С чего начать-то мне? Начну по порядку – почему мылись в Ташкенте у Метрикова. Не все, разумеется, главным образом – с окрестной одноэтажной дореволюционной ещё селитьбы, но очень многие приезжали и с дальних концов города. По этой причине в бане всегда клубились умопомрачительные очереди в общее отделение по рубль шестьдесят – в номера по 8 целковых не ходили, но не из скаредности, а брезговали: не дай бог подцепить, как папа выражался, «дурную болезнь». В мужском общем отделении очередями рулил громадный лысый банщик Махмуд, который выпуская из раздевалки очередного розового поросёночка, благодушно, но строго басил: «Адын войдыте!». Нас с папой он считал за одного, поскольку папа знал ещё его дедушку, пострелёнка Саида, разносчика газет в редакции «Туркестанских ведомостей», где в начале прошлого века печатали папины первые стихи. Его приветил Николай Гурьевич Маллицкий, фигура в Ташкенте знаковая: любимый гимназистами учитель истории, привезённый из Петербурга Фёдором Керенским, потом, после казуса с военным министром Куропаткиным, о котором сейчас уж совсем неуместно рассказывать, иначе мы до ночи не разойдёмся, редактор газеты Туркестанского генерал-губернаторства, которая при нём набрала наибольшую популярность, а позже, после казуса, связанного уже с губернатором края Субботичем (но не по его вине, а из-за эмира Бухары), ташкентский городской голова вплоть до победы Великого Октября, когда власть перешла от городской думы к Ташсовету. Он и позже не затерялся, а став учёным-географом, профессорствовал в моём университете до самой своей смерти уже после войны. А приветил он папу после папиного триумфа, когда героиня его запутанности между двумя очаровательными созданиями (совсем как у меня через 70 лет – вот ведь, блин, семейка!), Лизонька Шорохова – поздняя дочь героя взятия Ташкента генерала Шорохова, товарища моего прадеда по черняевскому отряду, спела музыкальную балладу собственного сочинения на папины стихи в Военном собрании, на торжествах по поводу 40-летия победного штурма Ташкента. Как мне хочется прочитать вам эти замечательные стихи, но тема не та, да и время – не то…

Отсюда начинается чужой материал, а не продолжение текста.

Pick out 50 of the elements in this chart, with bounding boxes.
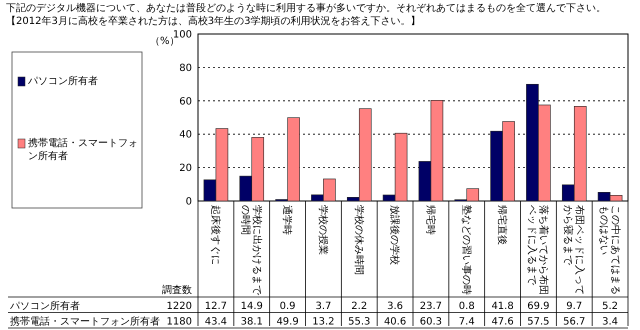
y-tick-label: 20 xyxy=(179,163,192,174)
text: 調査数 xyxy=(162,284,192,296)
x-tick-label: 塾などの習い事の時 xyxy=(460,205,472,295)
data-label: 14.9 xyxy=(240,301,263,312)
text: 1220 xyxy=(166,301,192,312)
legend-label: パソコン所有者 xyxy=(28,75,99,88)
text: 1180 xyxy=(166,316,192,328)
data-label: 3.4 xyxy=(602,316,618,328)
x-tick-label: 学校に出かけるまでの時間 xyxy=(240,205,263,296)
x-tick-label: 起床後すぐに xyxy=(209,205,222,265)
data-label: 7.4 xyxy=(458,316,475,328)
data-label: 49.9 xyxy=(276,316,299,328)
chart-title: 下記のデジタル機器について、あなたは普段どのような時に利用する事が多いですか。それぞれあてはまるものを全て選んで下さい。 xyxy=(6,2,606,14)
data-label: 41.8 xyxy=(491,301,514,312)
x-tick-label: 通学時 xyxy=(281,205,294,235)
data-label: 69.9 xyxy=(527,301,550,312)
data-label: 43.4 xyxy=(204,316,228,328)
x-tick-label: 落ち着いてから布団ベッドに入るまで xyxy=(526,205,550,295)
x-tick-label: 布団ベッドに入ってから寝るまで xyxy=(562,205,586,295)
y-tick-label: 80 xyxy=(179,62,192,74)
data-label: 9.7 xyxy=(566,301,582,312)
data-label: 2.2 xyxy=(351,301,368,312)
legend-label: 携帯電話・スマートフォン所有者 xyxy=(28,137,138,163)
data-label: 38.1 xyxy=(240,316,263,328)
x-tick-label: 帰宅直後 xyxy=(496,205,508,245)
data-label: 40.6 xyxy=(384,316,406,328)
x-tick-label: 放課後の学校 xyxy=(388,205,401,265)
data-label: 60.3 xyxy=(420,316,442,328)
y-tick-label: 60 xyxy=(179,96,192,108)
data-label: 0.8 xyxy=(458,301,475,312)
text: 携帯電話・スマートフォン所有者 xyxy=(10,316,160,328)
data-label: 3.7 xyxy=(315,301,332,312)
x-tick-label: 学校の休み時間 xyxy=(352,205,365,275)
y-tick-label: 0 xyxy=(186,196,192,208)
data-label: 3.6 xyxy=(387,301,404,312)
data-label: 12.7 xyxy=(204,301,228,312)
data-label: 57.5 xyxy=(527,316,550,328)
data-label: 55.3 xyxy=(348,316,370,328)
data-label: 47.6 xyxy=(491,316,514,328)
data-label: 13.2 xyxy=(312,316,335,328)
data-label: 56.7 xyxy=(563,316,586,328)
data-label: 0.9 xyxy=(280,301,296,312)
x-tick-label: 学校の授業 xyxy=(316,205,329,255)
data-label: 5.2 xyxy=(602,301,618,312)
x-tick-label: この中にあてはまるものはない xyxy=(598,205,622,295)
text: パソコン所有者 xyxy=(10,301,80,312)
data-label: 23.7 xyxy=(420,301,442,312)
y-tick-label: 40 xyxy=(179,130,192,141)
x-tick-label: 帰宅時 xyxy=(424,205,436,235)
chart-subtitle: 【2012年3月に高校を卒業された方は、高校3年生の3学期頃の利用状況をお答え下さい。】 xyxy=(6,15,421,27)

А с папой мы и правда судьбами очень похожи. И потому я знаю, что умру, как и он и, кстати, как дед мой, Поликарп Семёнович, в 76. А на 61-й день после моего 67-го дня рождения меня должен, как папу в точности в такой день, разбить паралич – это будет 21 октября, уже скоро. Вот только за папой 9 оставшихся ему на божьем свете лет самоотверженно ухаживала его муза – мама, а за мной будет некому, и я довлачу свои жалкие дни в какой-нибудь зачуханной богадельне.

Впрочем, может я всё же и проскочу этот лазерный датчик фатума – я ведь не фаталист. Но при этом и не жизнелюб, признаться. Нет, если, конечно, нож к горлу приставят или там пистолет – к виску, наверное, даже скорее всего, завизжу. Но это от животного, а не осознанного страха – инстинкт же самосохранения искусственно не отменишь. А так вот, чтоб от ума – нет. Я давно уже чувствую себя экскурсантом в жизни. Прежде я был словно внутри неё, а нынче как бы взираю на жизнь извне. И эта история с чертовщинным чеком вполне подтверждает моё предощущение.

Покамест однако ничто инсульта не предвещает. Но ведь и папиного ещё даже утром 19 февраля 61-го ничто не предвещало. То было воскресенье, мама спозаранку уехала «в город» пройтись по мебельным, присмотреться – за 15 дней до этого мы переехали в полученную отдельную квартиру – как тогда там говорили, «секцию», навсегда покинув мой родной и любимый Первый Свердловский проезд, и надо же было обживаться – а мы с папой наладились делать пельмени.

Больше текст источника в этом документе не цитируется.